Super Boomerang has good online help, and although it is context sensitive to the dialog box open at the time, it’s not as graphical or as nice-looking as ShortCut’s online help system. When you have a question, though, it does the job. The documentation doesn’t do justice to all that Super Boomerang can do, but that didn’t bother most people as much as Now’s apparently mediocre technical support. Now does have several email addresses, but several people expressed dissatisfaction with them, and Now’s phone support also got mixed reactions.
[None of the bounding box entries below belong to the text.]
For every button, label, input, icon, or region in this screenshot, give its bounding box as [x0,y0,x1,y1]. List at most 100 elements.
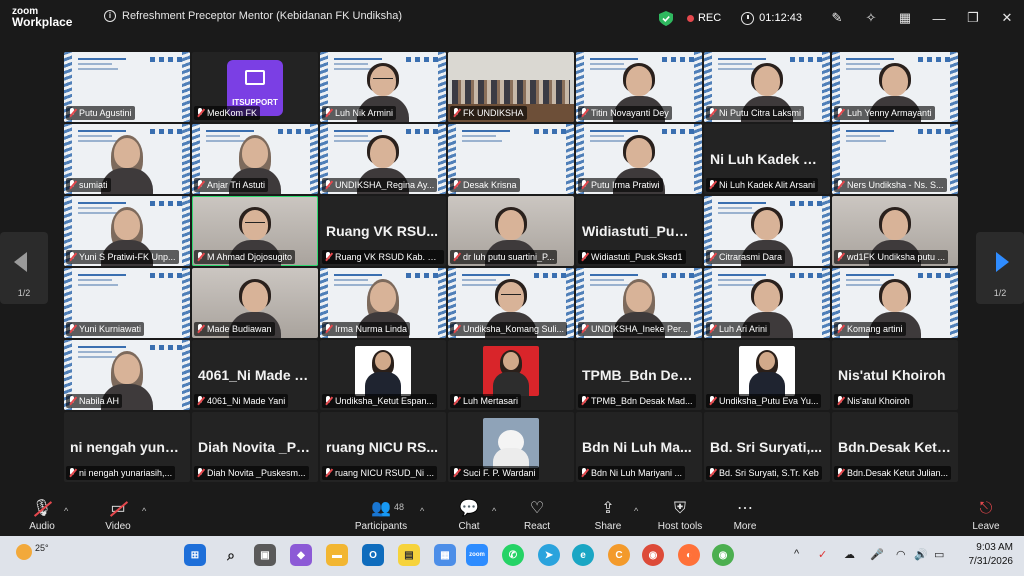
chat-options-caret[interactable]: ^ [492,506,496,516]
participant-tile[interactable]: Yuni S Pratiwi-FK Unp... [64,196,190,266]
share-options-caret[interactable]: ^ [634,506,638,516]
app-c-icon[interactable]: C [608,544,630,566]
info-icon[interactable]: i [104,10,116,22]
zoom-taskbar-icon[interactable]: zoom [466,544,488,566]
more-button[interactable]: ⋯ More [728,492,762,536]
search-icon[interactable]: ⌕ [220,544,242,566]
participant-tile[interactable]: Ni Luh Kadek Al... Ni Luh Kadek Alit Arsa… [704,124,830,194]
start-icon[interactable]: ⊞ [184,544,206,566]
leave-button[interactable]: ⎋ Leave [968,492,1004,536]
firefox-icon[interactable]: ◐ [678,544,700,566]
slide-decoration [438,124,446,194]
share-button[interactable]: ⇪ Share [590,492,626,536]
participant-tile[interactable]: Bd. Sri Suryati,... Bd. Sri Suryati, S.Tr… [704,412,830,482]
ai-sparkle-icon[interactable]: ✧ [854,0,888,36]
participant-tile[interactable]: Titin Novayanti Dey [576,52,702,122]
battery-icon[interactable]: ▭ [934,548,944,561]
participant-tile[interactable]: Ners Undiksha - Ns. S... [832,124,958,194]
speaker-icon[interactable]: 🔊 [914,548,928,561]
participant-tile[interactable]: Undiksha_Ketut Espan... [320,340,446,410]
participant-tile[interactable]: Luh Ari Arini [704,268,830,338]
participants-button[interactable]: 👥 Participants [352,492,410,536]
close-button[interactable]: ✕ [990,0,1024,36]
participant-tile[interactable]: Luh Nik Armini [320,52,446,122]
task-view-icon[interactable]: ▣ [254,544,276,566]
recording-indicator[interactable]: REC [686,12,721,24]
telegram-icon[interactable]: ➤ [538,544,560,566]
participant-tile[interactable]: UNDIKSHA_Ineke Per... [576,268,702,338]
participant-tile[interactable]: sumiati [64,124,190,194]
annotate-icon[interactable]: ✎ [820,0,854,36]
shield-icon[interactable] [658,10,673,26]
participants-options-caret[interactable]: ^ [420,506,424,516]
participant-tile[interactable]: Suci F. P. Wardani [448,412,574,482]
participant-tile[interactable]: Nabila AH [64,340,190,410]
file-explorer-icon[interactable]: ▬ [326,544,348,566]
sticky-notes-icon[interactable]: ▤ [398,544,420,566]
participant-display-name: ruang NICU RS... [326,439,439,455]
react-button[interactable]: ♡ React [518,492,556,536]
participant-tile[interactable]: M Ahmad Djojosugito [192,196,318,266]
participant-tile[interactable]: ITSUPPORT MedKom FK [192,52,318,122]
participant-tile[interactable]: Diah Novita _Pu... Diah Novita _Puskesm..… [192,412,318,482]
participant-tile[interactable]: dr luh putu suartini_P... [448,196,574,266]
participant-tile[interactable]: Ruang VK RSU... Ruang VK RSUD Kab. B... [320,196,446,266]
participant-tile[interactable]: Anjar Tri Astuti [192,124,318,194]
audio-options-caret[interactable]: ^ [64,506,68,516]
taskbar-clock[interactable]: 9:03 AM 7/31/2026 [961,541,1014,569]
participant-tile[interactable]: Komang artini [832,268,958,338]
participant-tile[interactable]: Desak Krisna [448,124,574,194]
participant-tile[interactable]: Undiksha_Komang Suli... [448,268,574,338]
tray-app-icon[interactable]: ✓ [818,548,827,561]
participant-tile[interactable]: Bdn.Desak Ketu... Bdn.Desak Ketut Julian.… [832,412,958,482]
participant-tile[interactable]: Bdn Ni Luh Ma... Bdn Ni Luh Mariyani ... [576,412,702,482]
view-grid-icon[interactable]: ▦ [888,0,922,36]
next-page-button[interactable]: 1/2 [976,232,1024,304]
whatsapp-icon[interactable]: ✆ [502,544,524,566]
participant-tile[interactable]: wd1FK Undiksha putu ... [832,196,958,266]
cloud-icon[interactable]: ☁ [844,548,855,561]
calendar-app-icon[interactable]: ▦ [434,544,456,566]
participant-tile[interactable]: Putu Irma Pratiwi [576,124,702,194]
weather-widget[interactable]: 25° [16,543,49,560]
participant-tile[interactable]: Made Budiawan [192,268,318,338]
audio-button[interactable]: 🎙 Audio [22,492,62,536]
photo-head [503,352,519,370]
participant-tile[interactable]: UNDIKSHA_Regina Ay... [320,124,446,194]
participant-tile[interactable]: Irma Nurma Linda [320,268,446,338]
outlook-icon[interactable]: O [362,544,384,566]
mic-muted-icon [196,252,204,262]
participant-name: Ners Undiksha - Ns. S... [847,180,944,190]
participant-tile[interactable]: Putu Agustini [64,52,190,122]
chrome-icon[interactable]: ◉ [642,544,664,566]
participant-tile[interactable]: Widiastuti_Pusk... Widiastuti_Pusk.Sksd1 [576,196,702,266]
edge-icon[interactable]: e [572,544,594,566]
participant-tile[interactable]: Luh Mertasari [448,340,574,410]
meeting-info[interactable]: i Refreshment Preceptor Mentor (Kebidana… [104,10,402,22]
mic-tray-icon[interactable]: 🎤 [870,548,884,561]
restore-button[interactable]: ❐ [956,0,990,36]
participant-tile[interactable]: Citrarasmi Dara [704,196,830,266]
slide-decoration [950,52,958,122]
host-tools-button[interactable]: ⛨ Host tools [654,492,706,536]
participant-tile[interactable]: TPMB_Bdn Des... TPMB_Bdn Desak Mad... [576,340,702,410]
participant-tile[interactable]: FK UNDIKSHA [448,52,574,122]
participant-tile[interactable]: Undiksha_Putu Eva Yu... [704,340,830,410]
participant-tile[interactable]: ni nengah yuna... ni nengah yunariasih,..… [64,412,190,482]
participant-tile[interactable]: Ni Putu Citra Laksmi [704,52,830,122]
participant-tile[interactable]: Luh Yenny Armayanti [832,52,958,122]
slide-logos [150,345,184,350]
chrome-profile-icon[interactable]: ◉ [712,544,734,566]
participant-tile[interactable]: Nis'atul Khoiroh Nis'atul Khoiroh [832,340,958,410]
wifi-icon[interactable]: ◠ [896,548,906,561]
video-button[interactable]: ▭ Video [98,492,138,536]
video-options-caret[interactable]: ^ [142,506,146,516]
tray-overflow-icon[interactable]: ^ [794,548,799,560]
participant-tile[interactable]: Yuni Kurniawati [64,268,190,338]
chat-button[interactable]: 💬 Chat [452,492,486,536]
previous-page-button[interactable]: 1/2 [0,232,48,304]
participant-tile[interactable]: 4061_Ni Made Y... 4061_Ni Made Yani [192,340,318,410]
copilot-icon[interactable]: ◆ [290,544,312,566]
participant-tile[interactable]: ruang NICU RS... ruang NICU RSUD_Ni ... [320,412,446,482]
minimize-button[interactable]: — [922,0,956,36]
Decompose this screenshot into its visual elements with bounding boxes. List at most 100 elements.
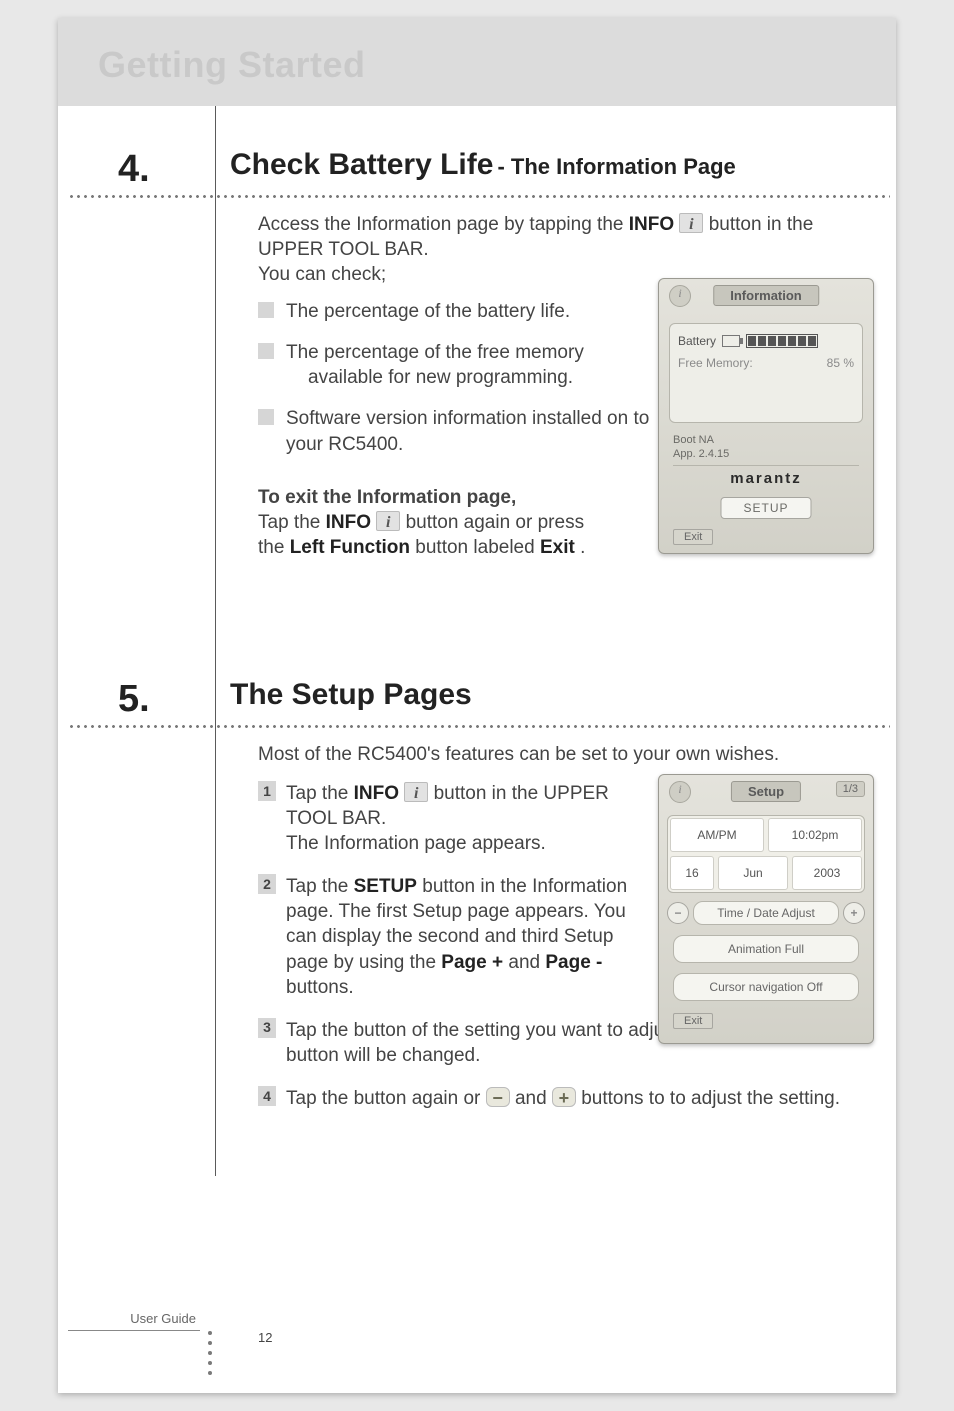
- version-block: Boot NA App. 2.4.15: [673, 433, 729, 462]
- info-icon: [376, 511, 400, 531]
- battery-icon: [722, 335, 740, 347]
- text: Tap the: [258, 512, 326, 533]
- section-4-intro: Access the Information page by tapping t…: [258, 212, 868, 287]
- text: and: [508, 952, 545, 973]
- bullet-square-icon: [258, 302, 274, 318]
- exit-tab[interactable]: Exit: [673, 529, 713, 545]
- step-2-number: 2: [258, 874, 276, 894]
- text: Tap the button again or: [286, 1088, 486, 1109]
- bullet-square-icon: [258, 343, 274, 359]
- app-version: App. 2.4.15: [673, 447, 729, 461]
- section-5-dots: [68, 724, 890, 729]
- info-label-strong: INFO: [326, 512, 371, 533]
- section-4-heading: Check Battery Life - The Information Pag…: [230, 148, 736, 182]
- bullet-square-icon: [258, 409, 274, 425]
- info-label-strong: INFO: [354, 783, 399, 804]
- step-4-text: Tap the button again or and buttons to t…: [286, 1086, 858, 1111]
- section-5-steps: 1 Tap the INFO button in the UPPER TOOL …: [258, 781, 658, 1111]
- text: .: [580, 537, 585, 558]
- boot-version: Boot NA: [673, 433, 729, 447]
- time-date-adjust-button[interactable]: Time / Date Adjust: [693, 901, 839, 925]
- bullet-2-text: The percentage of the free memory availa…: [286, 340, 658, 390]
- info-icon: i: [669, 285, 691, 307]
- exit-tab[interactable]: Exit: [673, 1013, 713, 1029]
- information-page-screenshot: i Information Battery Free Memory: 85 % …: [658, 278, 874, 554]
- user-guide-label: User Guide: [68, 1311, 200, 1331]
- page-indicator: 1/3: [836, 781, 865, 797]
- footer-dot-column: [208, 1331, 212, 1375]
- bullet-2-line2: available for new programming.: [286, 365, 658, 390]
- step-4-number: 4: [258, 1086, 276, 1106]
- page-minus-strong: Page -: [545, 952, 602, 973]
- section-4-bullets: The percentage of the battery life. The …: [258, 299, 658, 456]
- info-icon: [404, 782, 428, 802]
- bullet-1: The percentage of the battery life.: [258, 299, 658, 324]
- month-cell[interactable]: Jun: [718, 856, 788, 890]
- section-4-heading-sub: - The Information Page: [497, 154, 735, 180]
- section-5-number: 5.: [118, 678, 150, 721]
- left-function-strong: Left Function: [290, 537, 410, 558]
- free-memory-label: Free Memory:: [678, 356, 753, 370]
- time-cell[interactable]: 10:02pm: [768, 818, 862, 852]
- step-1: 1 Tap the INFO button in the UPPER TOOL …: [258, 781, 658, 856]
- section-4-exit: To exit the Information page, Tap the IN…: [258, 485, 658, 560]
- time-date-adjust-row: − Time / Date Adjust +: [667, 901, 865, 925]
- exit-line-1: Tap the INFO button again or press: [258, 510, 658, 535]
- step-1-text: Tap the INFO button in the UPPER TOOL BA…: [286, 781, 658, 856]
- battery-row: Battery: [678, 334, 854, 348]
- free-memory-row: Free Memory: 85 %: [678, 356, 854, 370]
- footer: User Guide: [68, 1311, 200, 1331]
- bullet-2: The percentage of the free memory availa…: [258, 340, 658, 390]
- chapter-title: Getting Started: [98, 44, 366, 86]
- bullet-3-text: Software version information installed o…: [286, 406, 658, 456]
- text: Tap the: [286, 876, 354, 897]
- section-4-number: 4.: [118, 148, 150, 191]
- cursor-navigation-button[interactable]: Cursor navigation Off: [673, 973, 859, 1001]
- exit-title: To exit the Information page,: [258, 485, 658, 510]
- text: and: [515, 1088, 552, 1109]
- bullet-3: Software version information installed o…: [258, 406, 658, 456]
- page-plus-strong: Page +: [441, 952, 503, 973]
- text: Access the Information page by tapping t…: [258, 214, 629, 235]
- info-title: Information: [713, 285, 819, 306]
- exit-label-strong: Exit: [540, 537, 575, 558]
- day-cell[interactable]: 16: [670, 856, 714, 890]
- section-4-heading-main: Check Battery Life: [230, 148, 493, 182]
- step-2-text: Tap the SETUP button in the Information …: [286, 874, 658, 999]
- setup-label-strong: SETUP: [354, 876, 417, 897]
- text: button labeled: [415, 537, 540, 558]
- section-4-dots: [68, 194, 890, 199]
- text: buttons.: [286, 977, 354, 998]
- text: The Information page appears.: [286, 833, 546, 854]
- bullet-1-text: The percentage of the battery life.: [286, 299, 658, 324]
- page-number: 12: [258, 1330, 272, 1345]
- ampm-cell[interactable]: AM/PM: [670, 818, 764, 852]
- free-memory-value: 85 %: [827, 356, 854, 370]
- setup-page-screenshot: i Setup 1/3 AM/PM 10:02pm 16 Jun 2003 − …: [658, 774, 874, 1044]
- time-date-panel: AM/PM 10:02pm 16 Jun 2003: [667, 815, 865, 893]
- minus-button[interactable]: −: [667, 902, 689, 924]
- plus-button[interactable]: +: [843, 902, 865, 924]
- setup-title: Setup: [731, 781, 801, 802]
- plus-icon: [552, 1087, 576, 1107]
- text: Tap the: [286, 783, 354, 804]
- exit-line-2: the Left Function button labeled Exit .: [258, 535, 658, 560]
- setup-button[interactable]: SETUP: [720, 497, 811, 519]
- animation-button[interactable]: Animation Full: [673, 935, 859, 963]
- step-1-number: 1: [258, 781, 276, 801]
- year-cell[interactable]: 2003: [792, 856, 862, 890]
- vertical-rule: [215, 106, 216, 1176]
- info-icon: i: [669, 781, 691, 803]
- section-5-heading-text: The Setup Pages: [230, 678, 472, 712]
- text: You can check;: [258, 264, 386, 285]
- document-page: Getting Started 4. Check Battery Life - …: [58, 18, 896, 1393]
- battery-label: Battery: [678, 334, 716, 348]
- battery-bars: [746, 334, 818, 348]
- section-5-intro: Most of the RC5400's features can be set…: [258, 742, 868, 767]
- minus-icon: [486, 1087, 510, 1107]
- step-3-number: 3: [258, 1018, 276, 1038]
- step-2: 2 Tap the SETUP button in the Informatio…: [258, 874, 658, 999]
- brand-logo: marantz: [673, 465, 859, 487]
- section-5-heading: The Setup Pages: [230, 678, 472, 712]
- text: buttons to to adjust the setting.: [581, 1088, 840, 1109]
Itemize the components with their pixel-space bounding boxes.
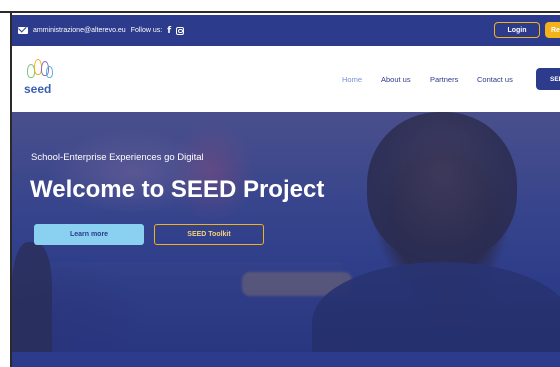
login-button[interactable]: Login bbox=[494, 22, 540, 38]
facebook-icon[interactable]: f bbox=[167, 26, 171, 36]
instagram-icon[interactable] bbox=[176, 26, 185, 35]
window-frame-left bbox=[0, 13, 12, 367]
contact-email-link[interactable]: amministrazione@alterevo.eu bbox=[33, 27, 126, 34]
main-navbar: seed Home About us Partners Contact us S… bbox=[12, 46, 560, 112]
register-button[interactable]: Reg bbox=[545, 22, 560, 38]
learn-more-button[interactable]: Learn more bbox=[34, 224, 144, 245]
hero-banner: School-Enterprise Experiences go Digital… bbox=[12, 112, 560, 352]
nav-partners[interactable]: Partners bbox=[430, 75, 458, 84]
bottom-band bbox=[12, 352, 560, 367]
follow-us-label: Follow us: bbox=[130, 27, 163, 34]
logo-leaf-blue bbox=[46, 66, 53, 78]
hero-title: Welcome to SEED Project bbox=[30, 176, 325, 203]
logo-wordmark: seed bbox=[24, 82, 52, 96]
nav-seed-button[interactable]: SEE bbox=[536, 68, 560, 90]
mail-icon bbox=[18, 27, 28, 34]
nav-home[interactable]: Home bbox=[342, 75, 362, 84]
hero-subtitle: School-Enterprise Experiences go Digital bbox=[31, 152, 204, 163]
nav-contact-us[interactable]: Contact us bbox=[477, 75, 513, 84]
window-frame-top bbox=[0, 0, 560, 13]
top-contact-bar: amministrazione@alterevo.eu Follow us: f… bbox=[12, 15, 560, 46]
nav-about-us[interactable]: About us bbox=[381, 75, 411, 84]
seed-logo[interactable]: seed bbox=[24, 56, 58, 100]
seed-toolkit-button[interactable]: SEED Toolkit bbox=[154, 224, 264, 245]
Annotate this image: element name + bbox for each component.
So that’s Super Boomerang. Perhaps the most telling fact about it is the number of survey respondents who used a phrase something along the lines of "I can’t live with Super Boomerang on any Mac I use." I’ll admit freely that I mostly use the recent files from the DirectOpen menu along with the recent folders in the SFDialog box itself, but I do appreciate the other features, most notably Find…, New Folder…, and Show Info. One thing I appreciate, although I don’t know how Hiro does it, is Super Boomerang’s ability to add just about anything to its Open… menu. If you double-click on a file in the Finder, even that gets added. The only way of opening a file that doesn’t add it to the menu that I’ve found is using Nisus’s Catalog, which completely bypasses the SFDialog (and which I don’t use as much as I would if it had a boomerang feature). The only negatives in Super Boomerang are that it does slow down the SFDialog opening up and that it can conflict with other extensions. Some people have reported problems with it, although others (including me) have found it extremely solid. Lots of people also expressed interest in being able to buy just Super Boomerang without the accompanying Now Utilities.